Ты, наверное, подумал, что 47 — это болезнь. И это не так далеко от истины, потому как лично для меня телефон — действительно болезнь. Но ты слушай, дело было вот в чем.
Раньше они в доме звонили друг другу по обычной телефонной сети, и платить им приходилось тоже по обычному тарифу. Но потом, когда у них появилась новая диспетчерская с новой телефонной станцией, Молодой приказал подключить весь дом к местной сети, и с тех пор они могли часами разговаривать по телефону между собой, и им это ни шиллинга не стоило. А 47 был номер домашнего телефона Ланца.
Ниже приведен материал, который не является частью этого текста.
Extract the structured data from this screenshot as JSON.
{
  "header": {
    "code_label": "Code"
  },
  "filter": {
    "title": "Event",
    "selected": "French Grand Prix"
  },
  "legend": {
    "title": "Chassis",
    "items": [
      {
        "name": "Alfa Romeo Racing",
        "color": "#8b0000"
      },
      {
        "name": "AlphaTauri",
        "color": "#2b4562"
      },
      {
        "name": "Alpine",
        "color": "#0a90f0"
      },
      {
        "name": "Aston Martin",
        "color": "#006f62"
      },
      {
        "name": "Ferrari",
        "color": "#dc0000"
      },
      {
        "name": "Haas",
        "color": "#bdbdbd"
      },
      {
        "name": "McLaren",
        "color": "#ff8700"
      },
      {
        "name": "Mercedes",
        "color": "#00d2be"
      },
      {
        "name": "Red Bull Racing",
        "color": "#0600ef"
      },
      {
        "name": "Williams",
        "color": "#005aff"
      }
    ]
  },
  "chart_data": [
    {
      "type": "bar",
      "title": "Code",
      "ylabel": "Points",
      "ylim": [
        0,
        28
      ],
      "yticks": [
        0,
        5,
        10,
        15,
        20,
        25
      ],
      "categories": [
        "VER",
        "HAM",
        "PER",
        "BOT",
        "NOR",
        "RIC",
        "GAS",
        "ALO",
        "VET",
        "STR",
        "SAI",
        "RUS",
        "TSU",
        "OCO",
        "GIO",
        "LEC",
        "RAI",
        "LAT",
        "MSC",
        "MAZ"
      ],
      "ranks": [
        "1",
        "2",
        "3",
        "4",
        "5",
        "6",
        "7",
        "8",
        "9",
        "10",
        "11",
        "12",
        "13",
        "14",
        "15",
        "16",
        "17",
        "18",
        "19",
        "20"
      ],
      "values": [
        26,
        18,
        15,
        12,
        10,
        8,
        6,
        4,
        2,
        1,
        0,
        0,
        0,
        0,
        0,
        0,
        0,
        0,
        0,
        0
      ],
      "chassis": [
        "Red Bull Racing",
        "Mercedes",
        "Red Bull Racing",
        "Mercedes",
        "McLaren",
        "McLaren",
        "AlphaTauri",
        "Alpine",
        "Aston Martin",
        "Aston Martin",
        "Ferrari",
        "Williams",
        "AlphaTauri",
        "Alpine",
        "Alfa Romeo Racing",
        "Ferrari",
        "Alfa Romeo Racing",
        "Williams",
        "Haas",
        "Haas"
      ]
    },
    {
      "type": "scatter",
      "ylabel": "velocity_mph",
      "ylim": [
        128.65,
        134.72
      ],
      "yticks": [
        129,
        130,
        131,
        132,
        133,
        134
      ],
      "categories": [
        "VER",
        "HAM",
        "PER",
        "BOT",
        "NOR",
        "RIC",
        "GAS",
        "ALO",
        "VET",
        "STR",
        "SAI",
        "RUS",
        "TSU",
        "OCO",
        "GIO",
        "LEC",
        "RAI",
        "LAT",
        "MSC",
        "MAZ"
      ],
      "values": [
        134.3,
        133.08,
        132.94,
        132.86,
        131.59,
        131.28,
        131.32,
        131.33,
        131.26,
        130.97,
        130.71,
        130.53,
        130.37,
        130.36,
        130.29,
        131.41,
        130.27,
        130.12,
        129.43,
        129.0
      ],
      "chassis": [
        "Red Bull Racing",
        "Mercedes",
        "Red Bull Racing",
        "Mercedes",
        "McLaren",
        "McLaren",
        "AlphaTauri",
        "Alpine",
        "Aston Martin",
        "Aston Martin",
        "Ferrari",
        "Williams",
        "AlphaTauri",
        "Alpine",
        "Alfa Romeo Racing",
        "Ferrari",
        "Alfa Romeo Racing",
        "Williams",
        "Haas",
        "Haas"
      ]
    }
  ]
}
Хотя Бреннер видел, как ребята в форме увезли Ланца, он тут же набрал номер.
— Ланц?
— Твой отец оставил мне записку под дверью, — сказал Бреннер Ангелике.
— Это не отец. Это я.
— В чем дело?
— Ты не мог бы заскочить ко мне на минутку?
Едва только он вышел из своей квартиры, как услышал, что наверху открылась дверь, и не успел он протянуть руку, как Ангелика зажгла для него свет на лестничной площадке. Ведь квартира Ланца была всего лишь этажом выше прямо над его квартирой.
Даже к серому тренировочному костюму Ангелика носила свой пояс с пряжкой из золотых букв ESKAPADE, без него Бреннер Ангелику вообще еще ни разу не видел. А днем ее можно было увидеть довольно часто, потому что она работала где-то официанткой и уходила только по вечерам.
— Ты сегодня пораньше вернулась? — спросил Бреннер, как говорят обычно, лишь бы что-нибудь сказать, чтобы не было так неловко, когда среди ночи идешь в гости к женщине.
Но она и виду не подала, просто придержала Бреннеру дверь и провела его на кухню, такую же тесную, как у самого Бреннера.